Na última safra, que se estendeu até outubro de 2026, produtores do interior de São Paulo registraram aumento na colheita de laranja, mas enfrentam queda nas vendas de suco que tem pressionado os preços. O cenário se desenrola em cidades como Olímpia, Guaraci e outras regiões citrícolas do estado.
Crescimento da produção e desafios logísticos
Os citricultores relataram que a área plantada manteve-se estável, porém a produtividade por hectare subiu graças a técnicas de manejo mais eficientes. Lucas Ferrantes Fonseca, de Olímpia, espera colher cerca de 30 mil caixas de laranja‑pêra‑rio, o dobro da colheita do ano anterior.
Mesmo com a safra mais abundante, a logística de transporte ainda apresenta gargalos. Estradas rurais em mau estado aumentam o custo de deslocamento, e a falta de armazéns refrigerados eleva o risco de perdas pós‑colheita.
Além disso, o período de estiagem prolongada trouxe temperaturas acima da média, favorecendo o desenvolvimento da doença greening, que afetou mais de 12 mil pés nas regiões do Triângulo Mineiro e de São Paulo.

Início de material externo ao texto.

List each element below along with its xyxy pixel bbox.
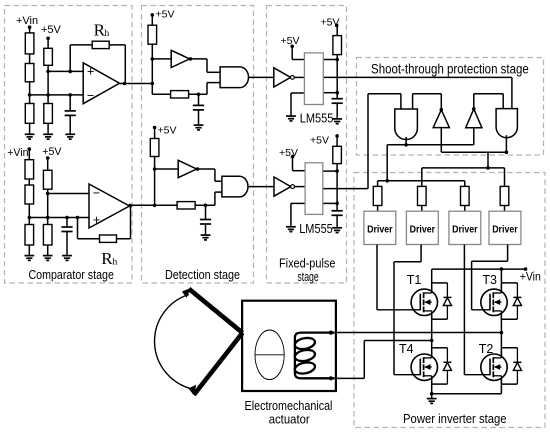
svg-text:+: + (87, 65, 94, 79)
svg-text:+5V: +5V (158, 125, 177, 137)
svg-text:Driver: Driver (452, 224, 478, 235)
svg-text:T2: T2 (479, 342, 494, 356)
svg-text:Power inverter stage: Power inverter stage (403, 411, 507, 426)
svg-text:stage: stage (297, 269, 318, 284)
svg-text:T1: T1 (407, 273, 422, 287)
svg-text:R: R (101, 249, 113, 268)
svg-text:−: − (87, 89, 94, 103)
svg-text:Shoot-through protection stage: Shoot-through protection stage (371, 62, 529, 77)
svg-text:+5V: +5V (42, 146, 62, 158)
svg-text:h: h (105, 29, 110, 39)
svg-text:−: − (93, 186, 100, 200)
svg-text:Driver: Driver (492, 224, 518, 235)
svg-text:+Vin: +Vin (16, 15, 38, 27)
svg-text:actuator: actuator (269, 412, 311, 427)
svg-text:Detection stage: Detection stage (165, 267, 240, 282)
svg-text:+Vin: +Vin (7, 147, 28, 159)
svg-text:+5V: +5V (310, 135, 329, 147)
svg-text:+5V: +5V (321, 17, 340, 29)
svg-text:T3: T3 (482, 273, 497, 287)
svg-text:+Vin: +Vin (520, 271, 541, 283)
svg-text:Driver: Driver (410, 224, 436, 235)
svg-text:+5V: +5V (156, 9, 175, 21)
svg-text:+: + (93, 213, 100, 227)
svg-text:LM555: LM555 (299, 221, 333, 236)
svg-text:Comparator stage: Comparator stage (28, 267, 114, 282)
svg-text:LM555: LM555 (300, 111, 334, 126)
svg-text:+5V: +5V (279, 147, 298, 159)
svg-text:Driver: Driver (367, 224, 393, 235)
svg-text:T4: T4 (399, 342, 414, 356)
svg-text:+5V: +5V (41, 24, 62, 36)
svg-text:+5V: +5V (281, 35, 300, 47)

Queda na demanda de suco e impacto nos preços
Segundo Ibiapaba Netto, diretor‑executivo da CitrusBR, os últimos três anos de preços elevados provocaram uma retração de 30% a 40% no consumo de suco de laranja, tanto no mercado interno quanto no externo. O preço da caixa de 40 kg, que chegou a R$ 70, agora ronda R$ 33.
O produtor José Humberto Gazoni, de Guaraci, descreve que a caixa produzida por R$ 35 está sendo vendida por apenas R$ 22, o que não cobre os custos de produção, mão‑de‑obra e insumos.
Essa desvalorização tem reflexo direto na renda das famílias rurais, que dependem da indústria de suco para escoar a produção. Apesar do aumento do preço do suco pronto nas prateleiras, o volume vendido diminuiu, criando um paradoxo de mercado.
Estratégias dos produtores para enfrentar a crise
Para mitigar os efeitos da queda de demanda, alguns agricultores estão diversificando suas culturas ou adotando novos canais de comercialização. As principais ações incluem:
- Conversão parcial de pomares de laranja‑valência para mamoeiros, como fez Gazoni, buscando mercados alternativos.
- Participação em feiras regionais e vendas diretas ao consumidor final, reduzindo a dependência da indústria de suco.
- Investimento em tecnologia de pós‑colheita, como embalagens com atmosfera modificada, que prolongam a vida útil da fruta.
- Adesão a programas de certificação orgânica, que podem agregar valor e abrir portas para exportação.
Além das medidas individuais, associações de produtores têm pressionado o governo para a criação de linhas de crédito específicas e políticas de apoio à pesquisa de resistência ao greening.
Apesar dos desafios, a experiência de mais de cinco décadas no setor mantém a esperança de que o mercado se ajuste. Muitos acreditam que a retomada do consumo de suco, impulsionada por campanhas de saúde pública, poderá reverter a tendência de queda nos próximos anos.
O futuro da citricultura paulista dependerá, portanto, da capacidade de inovar, da adaptação a condições climáticas adversas e da construção de relações mais equilibradas entre produtores, indústrias e consumidores.